UGO Benelli's forthcoming lecture at Wexford will be devoted to the subject of the tenore di grazia and will focus on such examples of the species as Alfredo Kraus, Nicolai Gedda, Cesare Valletti and, of course, John McCormack. But what does he think of today's tenors? "They are very good. They understand personality and charisma. They are better than us, I think, especially if they can reduce the volume and still produce a beautiful sound. But sometimes they sound a little like a woman. The very good tenore leggiero has always to sound virile, no?" Nowadays, he admits, he prefers to listen to instrumental music. "Because when I go to listen to the opera I cannot relax - I'm still thinking technically and this disturbs me. Always I am thinking about what he is doing, or what she is doing; if it is right, if it is not right, what should be changed. Especially if they are singing my repertory." Once a tenor, always a tenor. But if he had not been a singer, what then?

"It is very difficult because now it is not the fashion to do hats for ladies. I could be, maybe, a book-keeper because I studied economics. But what I like, really, is to collect; to look in rubbish to find something good." He did exactly that in Dublin many years ago when, he says, he bought a 17th-century Italian painting on the street for £8 which is now worth £8,000. "This," he says with a fine disregard for Rossini, Abbado and the rest, "was the great business of my life."

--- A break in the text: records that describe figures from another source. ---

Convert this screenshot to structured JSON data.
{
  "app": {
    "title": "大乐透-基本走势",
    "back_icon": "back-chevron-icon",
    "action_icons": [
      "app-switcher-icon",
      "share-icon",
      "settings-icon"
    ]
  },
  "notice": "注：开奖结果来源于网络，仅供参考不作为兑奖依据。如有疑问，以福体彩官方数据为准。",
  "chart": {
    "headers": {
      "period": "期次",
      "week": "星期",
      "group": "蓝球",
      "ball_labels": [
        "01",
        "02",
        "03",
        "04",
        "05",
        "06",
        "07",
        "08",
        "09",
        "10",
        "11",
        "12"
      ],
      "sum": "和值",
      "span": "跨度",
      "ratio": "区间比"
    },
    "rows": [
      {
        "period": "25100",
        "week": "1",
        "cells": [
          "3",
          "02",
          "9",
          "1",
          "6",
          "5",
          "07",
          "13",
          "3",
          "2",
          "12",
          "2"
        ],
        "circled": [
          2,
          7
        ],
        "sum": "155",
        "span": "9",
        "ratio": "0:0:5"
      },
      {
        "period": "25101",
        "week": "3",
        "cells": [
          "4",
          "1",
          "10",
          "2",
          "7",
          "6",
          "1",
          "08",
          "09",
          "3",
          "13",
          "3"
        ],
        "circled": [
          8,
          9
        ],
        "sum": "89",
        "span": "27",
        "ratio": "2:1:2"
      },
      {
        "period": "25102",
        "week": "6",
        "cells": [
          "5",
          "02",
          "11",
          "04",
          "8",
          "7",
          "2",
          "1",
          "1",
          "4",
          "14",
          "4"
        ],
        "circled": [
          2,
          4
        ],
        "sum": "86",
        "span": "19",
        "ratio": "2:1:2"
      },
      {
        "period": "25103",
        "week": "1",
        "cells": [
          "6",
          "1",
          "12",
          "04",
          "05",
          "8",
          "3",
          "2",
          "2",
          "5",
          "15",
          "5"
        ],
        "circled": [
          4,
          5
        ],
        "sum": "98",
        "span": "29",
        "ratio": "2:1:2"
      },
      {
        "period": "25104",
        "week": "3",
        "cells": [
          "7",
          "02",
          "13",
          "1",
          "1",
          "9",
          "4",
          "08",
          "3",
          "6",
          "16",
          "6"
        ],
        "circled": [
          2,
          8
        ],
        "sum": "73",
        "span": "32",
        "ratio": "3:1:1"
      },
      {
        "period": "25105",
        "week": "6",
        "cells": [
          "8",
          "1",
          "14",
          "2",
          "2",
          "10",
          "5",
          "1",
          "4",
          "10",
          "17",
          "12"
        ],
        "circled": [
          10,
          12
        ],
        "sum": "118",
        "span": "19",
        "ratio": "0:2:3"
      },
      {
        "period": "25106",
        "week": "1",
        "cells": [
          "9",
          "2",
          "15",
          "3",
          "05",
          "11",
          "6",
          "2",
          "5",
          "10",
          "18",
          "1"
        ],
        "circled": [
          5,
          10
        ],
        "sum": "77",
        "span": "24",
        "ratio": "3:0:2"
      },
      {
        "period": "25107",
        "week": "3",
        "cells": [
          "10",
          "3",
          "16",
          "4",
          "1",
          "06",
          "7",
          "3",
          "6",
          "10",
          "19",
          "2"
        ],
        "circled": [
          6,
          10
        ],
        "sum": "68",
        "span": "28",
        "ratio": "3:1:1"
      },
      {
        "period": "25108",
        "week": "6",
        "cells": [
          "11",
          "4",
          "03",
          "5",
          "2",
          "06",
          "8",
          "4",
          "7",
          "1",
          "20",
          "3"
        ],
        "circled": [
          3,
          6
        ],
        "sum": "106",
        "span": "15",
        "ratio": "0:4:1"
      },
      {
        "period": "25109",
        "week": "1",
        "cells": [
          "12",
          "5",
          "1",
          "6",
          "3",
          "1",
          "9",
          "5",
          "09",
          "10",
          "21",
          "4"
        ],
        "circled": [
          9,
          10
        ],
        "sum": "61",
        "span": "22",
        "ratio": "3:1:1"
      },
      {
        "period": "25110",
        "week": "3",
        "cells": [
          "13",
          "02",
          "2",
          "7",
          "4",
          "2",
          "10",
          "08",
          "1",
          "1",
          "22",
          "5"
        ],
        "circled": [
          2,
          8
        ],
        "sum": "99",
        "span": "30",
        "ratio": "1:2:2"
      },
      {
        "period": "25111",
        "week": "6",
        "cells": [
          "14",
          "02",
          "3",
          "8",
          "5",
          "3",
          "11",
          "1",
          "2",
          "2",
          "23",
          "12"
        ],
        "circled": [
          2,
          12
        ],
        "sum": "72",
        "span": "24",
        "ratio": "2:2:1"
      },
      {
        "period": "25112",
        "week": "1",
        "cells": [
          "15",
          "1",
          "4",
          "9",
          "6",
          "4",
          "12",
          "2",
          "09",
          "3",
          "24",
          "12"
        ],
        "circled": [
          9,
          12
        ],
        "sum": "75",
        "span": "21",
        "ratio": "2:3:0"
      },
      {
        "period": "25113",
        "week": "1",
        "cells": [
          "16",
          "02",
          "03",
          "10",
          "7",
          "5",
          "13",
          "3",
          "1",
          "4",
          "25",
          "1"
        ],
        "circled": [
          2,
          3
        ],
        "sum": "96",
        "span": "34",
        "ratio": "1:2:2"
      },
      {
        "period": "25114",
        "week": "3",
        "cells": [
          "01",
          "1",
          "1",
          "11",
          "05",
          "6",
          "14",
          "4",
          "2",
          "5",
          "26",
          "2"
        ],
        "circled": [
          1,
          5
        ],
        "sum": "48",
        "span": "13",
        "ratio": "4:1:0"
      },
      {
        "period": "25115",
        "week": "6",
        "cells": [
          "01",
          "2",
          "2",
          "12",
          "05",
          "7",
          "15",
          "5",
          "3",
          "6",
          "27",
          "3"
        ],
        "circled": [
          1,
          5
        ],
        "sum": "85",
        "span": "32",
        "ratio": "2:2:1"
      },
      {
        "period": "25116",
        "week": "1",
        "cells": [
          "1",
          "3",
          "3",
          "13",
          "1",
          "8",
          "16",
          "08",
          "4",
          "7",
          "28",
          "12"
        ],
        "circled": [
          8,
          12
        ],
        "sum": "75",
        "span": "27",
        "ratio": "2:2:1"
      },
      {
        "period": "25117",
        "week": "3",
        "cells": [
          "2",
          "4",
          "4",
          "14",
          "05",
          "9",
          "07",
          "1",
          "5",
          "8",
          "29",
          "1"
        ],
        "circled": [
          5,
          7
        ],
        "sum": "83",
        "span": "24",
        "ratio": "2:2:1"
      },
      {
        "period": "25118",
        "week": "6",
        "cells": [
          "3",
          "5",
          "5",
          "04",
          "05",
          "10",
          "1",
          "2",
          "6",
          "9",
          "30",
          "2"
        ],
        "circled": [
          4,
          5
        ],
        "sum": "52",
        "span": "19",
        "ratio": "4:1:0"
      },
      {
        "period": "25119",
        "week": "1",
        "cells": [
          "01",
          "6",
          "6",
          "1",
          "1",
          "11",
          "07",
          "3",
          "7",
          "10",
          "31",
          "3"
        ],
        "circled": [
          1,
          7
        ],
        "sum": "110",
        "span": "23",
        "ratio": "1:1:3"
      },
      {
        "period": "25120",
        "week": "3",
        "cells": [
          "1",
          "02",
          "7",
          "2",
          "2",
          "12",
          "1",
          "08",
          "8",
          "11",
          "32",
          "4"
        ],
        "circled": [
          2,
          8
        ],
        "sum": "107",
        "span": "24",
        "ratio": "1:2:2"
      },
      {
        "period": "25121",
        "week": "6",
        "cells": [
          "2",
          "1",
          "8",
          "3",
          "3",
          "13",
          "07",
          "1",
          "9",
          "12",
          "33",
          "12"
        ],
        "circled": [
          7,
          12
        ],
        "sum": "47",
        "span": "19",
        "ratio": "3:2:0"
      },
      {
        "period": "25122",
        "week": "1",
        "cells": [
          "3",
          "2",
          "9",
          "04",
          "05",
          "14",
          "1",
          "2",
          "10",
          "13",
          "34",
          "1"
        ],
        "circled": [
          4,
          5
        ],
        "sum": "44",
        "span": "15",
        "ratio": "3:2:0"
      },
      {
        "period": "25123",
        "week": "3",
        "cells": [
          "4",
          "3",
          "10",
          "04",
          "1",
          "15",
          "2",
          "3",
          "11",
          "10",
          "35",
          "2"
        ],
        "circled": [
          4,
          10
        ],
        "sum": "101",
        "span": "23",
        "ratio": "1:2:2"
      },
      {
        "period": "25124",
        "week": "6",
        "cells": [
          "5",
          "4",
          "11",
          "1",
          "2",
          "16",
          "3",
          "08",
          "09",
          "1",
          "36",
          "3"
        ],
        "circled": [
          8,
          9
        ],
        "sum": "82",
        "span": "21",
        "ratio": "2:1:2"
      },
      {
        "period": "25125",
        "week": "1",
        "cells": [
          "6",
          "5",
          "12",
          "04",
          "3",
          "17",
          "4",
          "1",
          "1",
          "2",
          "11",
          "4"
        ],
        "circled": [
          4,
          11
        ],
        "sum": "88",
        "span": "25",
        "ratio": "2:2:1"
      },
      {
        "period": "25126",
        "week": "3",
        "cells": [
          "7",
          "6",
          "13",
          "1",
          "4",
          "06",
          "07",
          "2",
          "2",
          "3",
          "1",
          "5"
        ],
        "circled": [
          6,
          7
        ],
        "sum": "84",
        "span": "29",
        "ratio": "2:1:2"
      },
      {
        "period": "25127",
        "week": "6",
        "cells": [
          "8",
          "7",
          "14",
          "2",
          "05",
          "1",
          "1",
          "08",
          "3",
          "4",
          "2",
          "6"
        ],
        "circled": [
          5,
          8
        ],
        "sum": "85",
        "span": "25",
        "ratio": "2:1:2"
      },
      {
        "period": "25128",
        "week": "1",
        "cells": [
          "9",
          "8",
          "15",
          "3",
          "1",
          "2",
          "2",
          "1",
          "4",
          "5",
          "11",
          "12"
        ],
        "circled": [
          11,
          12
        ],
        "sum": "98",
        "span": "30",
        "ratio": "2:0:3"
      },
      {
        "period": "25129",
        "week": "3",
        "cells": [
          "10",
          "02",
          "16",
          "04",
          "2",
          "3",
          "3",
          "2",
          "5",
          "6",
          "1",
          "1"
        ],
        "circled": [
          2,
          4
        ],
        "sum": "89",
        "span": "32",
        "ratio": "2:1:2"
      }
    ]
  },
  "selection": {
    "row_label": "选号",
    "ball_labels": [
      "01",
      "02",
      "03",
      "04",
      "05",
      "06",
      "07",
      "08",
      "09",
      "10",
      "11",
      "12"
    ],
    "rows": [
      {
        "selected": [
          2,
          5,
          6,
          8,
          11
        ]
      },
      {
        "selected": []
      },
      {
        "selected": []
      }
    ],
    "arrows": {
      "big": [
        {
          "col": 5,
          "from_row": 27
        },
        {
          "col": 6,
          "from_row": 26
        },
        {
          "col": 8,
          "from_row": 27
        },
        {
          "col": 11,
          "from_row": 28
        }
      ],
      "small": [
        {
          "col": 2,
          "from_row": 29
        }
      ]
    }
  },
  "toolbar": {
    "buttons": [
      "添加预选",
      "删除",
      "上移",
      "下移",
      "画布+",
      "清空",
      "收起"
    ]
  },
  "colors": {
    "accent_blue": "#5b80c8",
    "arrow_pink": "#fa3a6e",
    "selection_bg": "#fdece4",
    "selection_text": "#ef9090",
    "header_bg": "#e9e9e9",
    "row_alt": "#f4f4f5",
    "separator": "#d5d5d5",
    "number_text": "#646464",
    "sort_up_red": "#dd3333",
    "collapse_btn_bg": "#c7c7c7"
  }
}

Ugo Benelli will deliver the Tom Walsh Memorial Lecture at the Ferrycarrig Hotel on October 29th at 3.30 p.m. Coaches will run from Wexford, and afternoon tea will be available. He will also take part in An Evening With Our Italian Friends at the National Concert Hall in Dublin on October 20th, when he will be joined by a group of Irish singers and the Garda Siochana Male Voice Choir for a programme of operatic excerpts.